3. (Optional) create a dedicated admin test user via the API

Using the admin API key from step 2 (-H X-Magda-API-Key-Id:.. -H X-Magda-API-Key:..):

# create user -> returns {"id": "<NEW_USER_ID>", ...}
curl -s "${AUTH[@]}" -X POST "$BASE/api/v0/auth/users" -H "Content-Type: application/json" \
  -d '{"displayName":"E2E Admin","email":"[email protected]","source":"e2e-test","sourceId":"e2e-1"}'
# grant the "Admin Users" role (id 00000000-0000-0003-0000-000000000000)
curl -s "${AUTH[@]}" -X POST "$BASE/api/v0/auth/users/<NEW_USER_ID>/roles" \
  -H "Content-Type: application/json" -d '["00000000-0000-0003-0000-000000000000"]'
# create an API key for the new user -> {"id":..,"key":..}
curl -s "${AUTH[@]}" -X POST "$BASE/api/v0/auth/users/<NEW_USER_ID>/apiKeys" \
  -H "Content-Type: application/json" -d '{}'

4. Run your feature’s checks

With $BASE reachable and an API key in hand, exercise the feature’s endpoints — always sending the X-Magda-API-Key-Id / X-Magda-API-Key headers. Prefer a scripted, checksum/assertion-based driver so the case is repeatable. Ready-to-run examples live under E2E test cases, e.g. Large file storage (multipart upload + Range download).

Cleanup

Restore the gateway service and stop the tunnel when finished:

kubectl patch svc gateway -n magda --type=json -p='[{"op":"replace","path":"/spec/ports/0/port","value":80}]'
kubectl patch svc gateway -n magda -p '{"spec":{"type":"NodePort"}}'
# then stop the `minikube tunnel` process you started

Also remove any throwaway users / API keys you created and delete uploaded test objects (see each test case’s own cleanup notes).

Step 5: Retrieve DB Credentials Safely

Several checks (e.g. running @magda/acs-cmd against Postgres) need the DB password from the db-main-account-secret Secret.

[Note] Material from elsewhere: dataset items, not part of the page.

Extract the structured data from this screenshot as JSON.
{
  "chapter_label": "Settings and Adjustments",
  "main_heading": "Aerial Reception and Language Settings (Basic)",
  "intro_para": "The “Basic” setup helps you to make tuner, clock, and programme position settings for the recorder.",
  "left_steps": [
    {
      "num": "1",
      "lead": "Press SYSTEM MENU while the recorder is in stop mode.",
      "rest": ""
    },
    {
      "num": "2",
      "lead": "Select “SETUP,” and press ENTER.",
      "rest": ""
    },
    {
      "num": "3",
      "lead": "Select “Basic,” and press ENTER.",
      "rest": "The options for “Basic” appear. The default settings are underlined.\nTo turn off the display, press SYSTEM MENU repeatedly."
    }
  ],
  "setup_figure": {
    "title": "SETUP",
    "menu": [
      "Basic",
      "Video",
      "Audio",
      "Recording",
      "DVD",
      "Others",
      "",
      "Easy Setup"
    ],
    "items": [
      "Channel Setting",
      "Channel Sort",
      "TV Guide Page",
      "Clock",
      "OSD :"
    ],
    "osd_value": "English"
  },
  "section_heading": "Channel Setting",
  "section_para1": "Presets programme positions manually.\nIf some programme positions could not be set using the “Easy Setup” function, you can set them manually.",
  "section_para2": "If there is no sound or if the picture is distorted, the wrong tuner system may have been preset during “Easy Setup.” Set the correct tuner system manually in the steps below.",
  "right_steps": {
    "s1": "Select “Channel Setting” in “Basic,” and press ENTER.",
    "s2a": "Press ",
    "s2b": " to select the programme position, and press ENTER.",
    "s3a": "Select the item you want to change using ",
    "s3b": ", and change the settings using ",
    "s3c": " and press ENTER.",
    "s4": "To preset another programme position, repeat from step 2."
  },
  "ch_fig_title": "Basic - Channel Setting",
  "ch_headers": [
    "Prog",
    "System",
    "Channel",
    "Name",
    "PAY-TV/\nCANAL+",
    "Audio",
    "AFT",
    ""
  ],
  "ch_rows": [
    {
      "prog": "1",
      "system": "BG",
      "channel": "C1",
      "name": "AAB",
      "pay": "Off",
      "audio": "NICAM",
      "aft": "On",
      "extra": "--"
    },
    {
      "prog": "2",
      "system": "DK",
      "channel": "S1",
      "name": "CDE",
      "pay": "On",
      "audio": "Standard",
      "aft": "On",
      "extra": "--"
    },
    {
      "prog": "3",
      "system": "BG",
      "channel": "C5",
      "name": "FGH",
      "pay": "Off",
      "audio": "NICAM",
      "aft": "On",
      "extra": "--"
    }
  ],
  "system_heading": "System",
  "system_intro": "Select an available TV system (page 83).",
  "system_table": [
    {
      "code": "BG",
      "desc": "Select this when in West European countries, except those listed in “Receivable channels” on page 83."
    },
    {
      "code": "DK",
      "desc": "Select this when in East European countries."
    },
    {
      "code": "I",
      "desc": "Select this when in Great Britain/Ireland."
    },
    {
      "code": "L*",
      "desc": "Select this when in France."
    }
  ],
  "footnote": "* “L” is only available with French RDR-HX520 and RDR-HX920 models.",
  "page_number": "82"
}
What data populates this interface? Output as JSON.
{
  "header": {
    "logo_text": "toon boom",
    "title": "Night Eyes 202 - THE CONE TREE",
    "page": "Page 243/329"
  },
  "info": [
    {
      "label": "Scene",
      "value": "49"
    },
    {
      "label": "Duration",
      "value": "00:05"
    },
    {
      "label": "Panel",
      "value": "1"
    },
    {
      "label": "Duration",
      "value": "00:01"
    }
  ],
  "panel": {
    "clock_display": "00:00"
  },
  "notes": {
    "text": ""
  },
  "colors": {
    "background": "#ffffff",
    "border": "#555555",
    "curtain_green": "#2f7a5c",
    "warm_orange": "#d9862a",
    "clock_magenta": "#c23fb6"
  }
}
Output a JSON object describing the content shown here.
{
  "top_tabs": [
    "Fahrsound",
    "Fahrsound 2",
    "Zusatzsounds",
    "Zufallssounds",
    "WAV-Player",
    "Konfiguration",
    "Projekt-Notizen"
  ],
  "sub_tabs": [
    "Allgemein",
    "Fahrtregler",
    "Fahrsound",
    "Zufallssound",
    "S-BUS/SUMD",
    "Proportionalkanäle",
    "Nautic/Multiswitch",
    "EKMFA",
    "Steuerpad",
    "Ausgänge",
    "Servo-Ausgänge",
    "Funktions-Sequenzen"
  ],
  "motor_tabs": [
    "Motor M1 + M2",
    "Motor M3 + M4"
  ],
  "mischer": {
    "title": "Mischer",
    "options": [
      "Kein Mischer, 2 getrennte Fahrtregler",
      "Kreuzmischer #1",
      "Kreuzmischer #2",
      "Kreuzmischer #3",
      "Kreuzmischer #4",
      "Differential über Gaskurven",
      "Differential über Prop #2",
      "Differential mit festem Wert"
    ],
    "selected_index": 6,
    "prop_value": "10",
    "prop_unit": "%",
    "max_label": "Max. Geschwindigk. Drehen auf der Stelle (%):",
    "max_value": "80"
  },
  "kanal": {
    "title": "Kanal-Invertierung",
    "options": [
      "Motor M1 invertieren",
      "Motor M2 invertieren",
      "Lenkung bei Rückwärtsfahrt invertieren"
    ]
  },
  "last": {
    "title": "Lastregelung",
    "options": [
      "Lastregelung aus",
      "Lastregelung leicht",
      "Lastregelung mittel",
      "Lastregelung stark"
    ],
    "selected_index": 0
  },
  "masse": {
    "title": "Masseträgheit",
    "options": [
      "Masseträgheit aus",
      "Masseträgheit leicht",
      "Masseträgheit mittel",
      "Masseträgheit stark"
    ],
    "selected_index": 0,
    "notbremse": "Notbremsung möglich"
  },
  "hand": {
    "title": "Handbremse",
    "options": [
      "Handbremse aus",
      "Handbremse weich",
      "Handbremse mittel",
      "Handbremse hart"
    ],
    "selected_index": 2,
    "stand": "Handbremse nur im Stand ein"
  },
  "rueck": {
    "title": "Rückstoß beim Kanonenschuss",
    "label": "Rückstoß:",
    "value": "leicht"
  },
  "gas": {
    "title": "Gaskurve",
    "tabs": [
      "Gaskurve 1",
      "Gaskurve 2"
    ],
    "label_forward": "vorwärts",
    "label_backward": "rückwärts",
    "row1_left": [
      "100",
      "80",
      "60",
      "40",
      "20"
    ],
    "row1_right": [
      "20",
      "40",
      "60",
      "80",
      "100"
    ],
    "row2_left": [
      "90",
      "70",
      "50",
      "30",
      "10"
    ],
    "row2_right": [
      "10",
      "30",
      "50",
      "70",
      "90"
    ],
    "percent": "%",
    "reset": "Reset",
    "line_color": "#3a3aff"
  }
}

Capture it into a shell variable — do not print it to stdout/logs:

export PGPASSWORD=$(kubectl get secret -n magda db-main-account-secret -o jsonpath='{.data.postgresql-password}' | base64 -d)
kubectl port-forward -n magda svc/combined-db-postgresql 15432:5432 &
POSTGRES_HOST=localhost POSTGRES_PORT=15432 POSTGRES_DB=auth POSTGRES_USER=postgres POSTGRES_PASSWORD="$PGPASSWORD" \
  yarn acs-cmd list users

Run it as yarn acs-cmd <command> (which resolves via the node_modules/.bin/acs-cmd symlink) rather than invoking scripts/acs-cmd/index.js directly with node — Commander derives the subcommand executable prefix from process.argv[1]’s basename, so running through index.js looks for a nonexistent index-list executable. yarn acs-cmd --help lists all top-level commands (list, admin, assign, remove, create, jwt); yarn acs-cmd <command> --help drills into a specific one.

Step 6: Clean Up

Kill any kubectl port-forward processes you started. Either leave the deployment running for further manual poking, or tear it down the same way you started (helm uninstall + kubectl delete namespace magda) so the next test starts clean.